Polda Metro gagalkan penyelundupan sabu-sabu pesanan Umar Kei

Umar Kei (kanan) saat rilis kasus narkotika di Polda Metro Jaya, Jakarta, Kamis (15/8/2019). ANTARA/Galih Pradipta

Jakarta (ANTARA) - Polda Metro Jaya menggagalkan penyelundupan sabu-sabu pesanan Umar Ohoitenen alias Umar Kei ke Rumah Tahanan Direktorat Reserse Narkoba Polda Metro Jaya.

"Satu orang kurir diamankan," kata Kasubdit I Ditresnarkoba Polda Metro Jaya AKBP Ahmad Fanani saat dikonfirmasi di Jakarta, Minggu.

Selain Umar Kei, Fanani menyebutkan kurir Muhammad Hasan mendapatkan pesanan sabu-sabu dari Ersa Bagus Pratama Putra, Ikhnatius Noveldan Ahmad Yasin alias Elang.

Umar Kei menghuni Rutan Ditresnarkoba Polda Metro Jaya kamar C20, Ersa Bagus dan Ikhnatius Novel (kamar C21) serta Ahmad Yasin alias Elang (kamar C12).

Keempat penghuni Rutan Ditresnarkona Polda Metro Jaya itu memesan sabu-sabu kepada Muhammad Hasan yang dimasukkan ke dalam bungkusan biskuit pada Sabtu (28/9).

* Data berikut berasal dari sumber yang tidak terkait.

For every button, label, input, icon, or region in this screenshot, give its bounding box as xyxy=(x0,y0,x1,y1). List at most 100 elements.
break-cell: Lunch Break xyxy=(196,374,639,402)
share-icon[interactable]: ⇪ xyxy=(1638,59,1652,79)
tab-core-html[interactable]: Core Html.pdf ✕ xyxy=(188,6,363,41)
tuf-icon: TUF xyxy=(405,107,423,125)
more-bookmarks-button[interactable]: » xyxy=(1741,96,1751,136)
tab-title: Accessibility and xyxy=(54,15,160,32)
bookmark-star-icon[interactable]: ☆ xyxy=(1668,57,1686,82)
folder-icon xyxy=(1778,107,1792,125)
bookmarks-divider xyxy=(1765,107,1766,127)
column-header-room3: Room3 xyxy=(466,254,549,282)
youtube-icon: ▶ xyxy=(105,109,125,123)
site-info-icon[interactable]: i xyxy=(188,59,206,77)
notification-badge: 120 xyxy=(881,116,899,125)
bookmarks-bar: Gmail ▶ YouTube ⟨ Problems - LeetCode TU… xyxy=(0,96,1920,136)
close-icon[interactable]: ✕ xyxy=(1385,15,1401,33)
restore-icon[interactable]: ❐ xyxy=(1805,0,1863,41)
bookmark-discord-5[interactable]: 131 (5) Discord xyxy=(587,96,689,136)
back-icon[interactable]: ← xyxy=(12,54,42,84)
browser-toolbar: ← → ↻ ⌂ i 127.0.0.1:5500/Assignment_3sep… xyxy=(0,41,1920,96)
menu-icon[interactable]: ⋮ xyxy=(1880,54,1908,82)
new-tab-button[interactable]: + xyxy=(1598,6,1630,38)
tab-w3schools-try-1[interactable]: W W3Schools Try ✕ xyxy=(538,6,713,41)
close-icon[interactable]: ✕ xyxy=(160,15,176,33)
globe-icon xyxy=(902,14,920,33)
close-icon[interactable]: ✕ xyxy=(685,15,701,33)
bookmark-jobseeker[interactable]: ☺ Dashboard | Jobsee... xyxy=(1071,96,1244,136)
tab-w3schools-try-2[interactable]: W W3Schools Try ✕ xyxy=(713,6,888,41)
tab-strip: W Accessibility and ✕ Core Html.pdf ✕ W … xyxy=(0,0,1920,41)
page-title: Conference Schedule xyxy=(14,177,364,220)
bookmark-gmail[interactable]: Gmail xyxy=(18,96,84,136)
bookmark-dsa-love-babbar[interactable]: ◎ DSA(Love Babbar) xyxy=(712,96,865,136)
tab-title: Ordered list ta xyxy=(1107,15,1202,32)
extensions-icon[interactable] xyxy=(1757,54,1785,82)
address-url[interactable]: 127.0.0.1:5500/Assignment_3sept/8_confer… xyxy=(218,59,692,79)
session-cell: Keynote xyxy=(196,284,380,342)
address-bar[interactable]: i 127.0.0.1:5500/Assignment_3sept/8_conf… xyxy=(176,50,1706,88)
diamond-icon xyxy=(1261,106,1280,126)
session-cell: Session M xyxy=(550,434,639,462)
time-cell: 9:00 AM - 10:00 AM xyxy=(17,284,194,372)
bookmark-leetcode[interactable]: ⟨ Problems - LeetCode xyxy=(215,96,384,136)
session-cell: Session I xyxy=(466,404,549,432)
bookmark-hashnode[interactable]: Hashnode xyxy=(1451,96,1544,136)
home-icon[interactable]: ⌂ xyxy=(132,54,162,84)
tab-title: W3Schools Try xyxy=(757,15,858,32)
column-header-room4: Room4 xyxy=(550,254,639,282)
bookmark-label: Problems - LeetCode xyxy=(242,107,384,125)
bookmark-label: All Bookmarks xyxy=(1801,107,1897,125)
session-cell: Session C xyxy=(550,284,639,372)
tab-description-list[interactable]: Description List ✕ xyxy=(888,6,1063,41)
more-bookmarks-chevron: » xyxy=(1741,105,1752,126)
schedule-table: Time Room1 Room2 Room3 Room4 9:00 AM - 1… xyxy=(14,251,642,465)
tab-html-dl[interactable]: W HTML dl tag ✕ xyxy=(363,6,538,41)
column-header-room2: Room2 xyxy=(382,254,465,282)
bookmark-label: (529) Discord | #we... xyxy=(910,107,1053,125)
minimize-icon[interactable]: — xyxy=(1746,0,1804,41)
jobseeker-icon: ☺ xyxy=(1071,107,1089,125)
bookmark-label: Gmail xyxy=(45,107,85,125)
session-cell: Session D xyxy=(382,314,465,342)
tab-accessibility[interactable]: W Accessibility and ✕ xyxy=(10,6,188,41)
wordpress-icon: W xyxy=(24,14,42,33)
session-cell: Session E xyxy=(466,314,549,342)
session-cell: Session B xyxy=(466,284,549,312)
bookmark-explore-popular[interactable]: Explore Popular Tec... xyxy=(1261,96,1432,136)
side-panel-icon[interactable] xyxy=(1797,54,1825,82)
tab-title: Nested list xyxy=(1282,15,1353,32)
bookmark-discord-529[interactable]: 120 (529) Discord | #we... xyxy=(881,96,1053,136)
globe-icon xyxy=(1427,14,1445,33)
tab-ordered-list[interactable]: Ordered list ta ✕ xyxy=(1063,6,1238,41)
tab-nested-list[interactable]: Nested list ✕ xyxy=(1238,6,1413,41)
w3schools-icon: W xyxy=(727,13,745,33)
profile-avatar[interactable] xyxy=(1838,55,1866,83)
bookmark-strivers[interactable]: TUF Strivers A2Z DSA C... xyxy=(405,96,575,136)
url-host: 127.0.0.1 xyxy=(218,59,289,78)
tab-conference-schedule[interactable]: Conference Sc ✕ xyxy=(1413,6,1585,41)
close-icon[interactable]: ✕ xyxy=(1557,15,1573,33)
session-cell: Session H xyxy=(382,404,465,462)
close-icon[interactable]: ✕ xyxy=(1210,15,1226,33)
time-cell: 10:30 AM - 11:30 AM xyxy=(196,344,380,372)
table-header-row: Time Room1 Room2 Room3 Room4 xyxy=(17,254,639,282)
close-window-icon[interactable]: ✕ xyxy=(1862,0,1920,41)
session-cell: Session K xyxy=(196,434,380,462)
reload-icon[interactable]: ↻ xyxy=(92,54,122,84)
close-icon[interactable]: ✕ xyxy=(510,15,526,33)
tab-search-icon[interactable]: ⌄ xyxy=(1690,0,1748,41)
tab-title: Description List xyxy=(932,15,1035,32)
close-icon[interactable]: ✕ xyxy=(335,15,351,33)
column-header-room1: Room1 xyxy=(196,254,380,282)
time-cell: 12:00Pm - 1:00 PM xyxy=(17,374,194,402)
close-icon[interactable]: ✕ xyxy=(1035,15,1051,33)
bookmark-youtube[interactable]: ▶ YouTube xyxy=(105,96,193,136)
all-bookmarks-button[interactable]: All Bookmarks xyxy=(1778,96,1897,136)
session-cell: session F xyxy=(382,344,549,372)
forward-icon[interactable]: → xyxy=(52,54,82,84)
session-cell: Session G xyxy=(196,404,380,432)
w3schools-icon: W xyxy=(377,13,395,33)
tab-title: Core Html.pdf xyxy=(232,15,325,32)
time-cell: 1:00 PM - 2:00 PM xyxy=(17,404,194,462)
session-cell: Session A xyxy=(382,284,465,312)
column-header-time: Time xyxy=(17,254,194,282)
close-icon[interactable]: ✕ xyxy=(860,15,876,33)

Baca juga: Umar Kei ditangkap polisi jelang ulang tahun
Baca juga: Umar Kei sudah 14 tahun mengkonsumsi sabu
Baca juga: Umar Kei miliki senjata api untuk jaga diri


Dari Umar Kei, petugas menyita dua telepon seluler diduga untuk pesan sabu-sabu, satu korek gas, bong, cangklong dan hasil tes urine positif sabu-sabu.

Barang bukti dari Ersa dan Novel, yakni dua telepon seluler, empat paket sabu seberat 0.52 gram, satu timbangan elektrik, satu gunting, plastik bekas wadah sabu, uang hasil penjualan sabu Rp800 ribu serta hasil tes urine positif sabu-sabu milik Ersa dan Novel.

Sementara barang bukti dari Muhammad Hasan berupa satu telepon seluler, kaleng biskuit berisi satu klip sabu-sabu seberat 20,95 gram serta tiga botol air mineral berisi empat cangklong dan hasil tes urine positif sabu-sabu.

Umar Kei ditangkap Direktorat Reserse Narkoba Polda Metro Jaya terkait penyalahgunaan sabu-sabu di salah satu hotel ddi Jalan Kramat Raya RT 01/RW 02 Kelurahan Kramat Kecamatan Senen, Jakarta Pusat, Senin (12/8) sekitar pukul 16.30 WIB.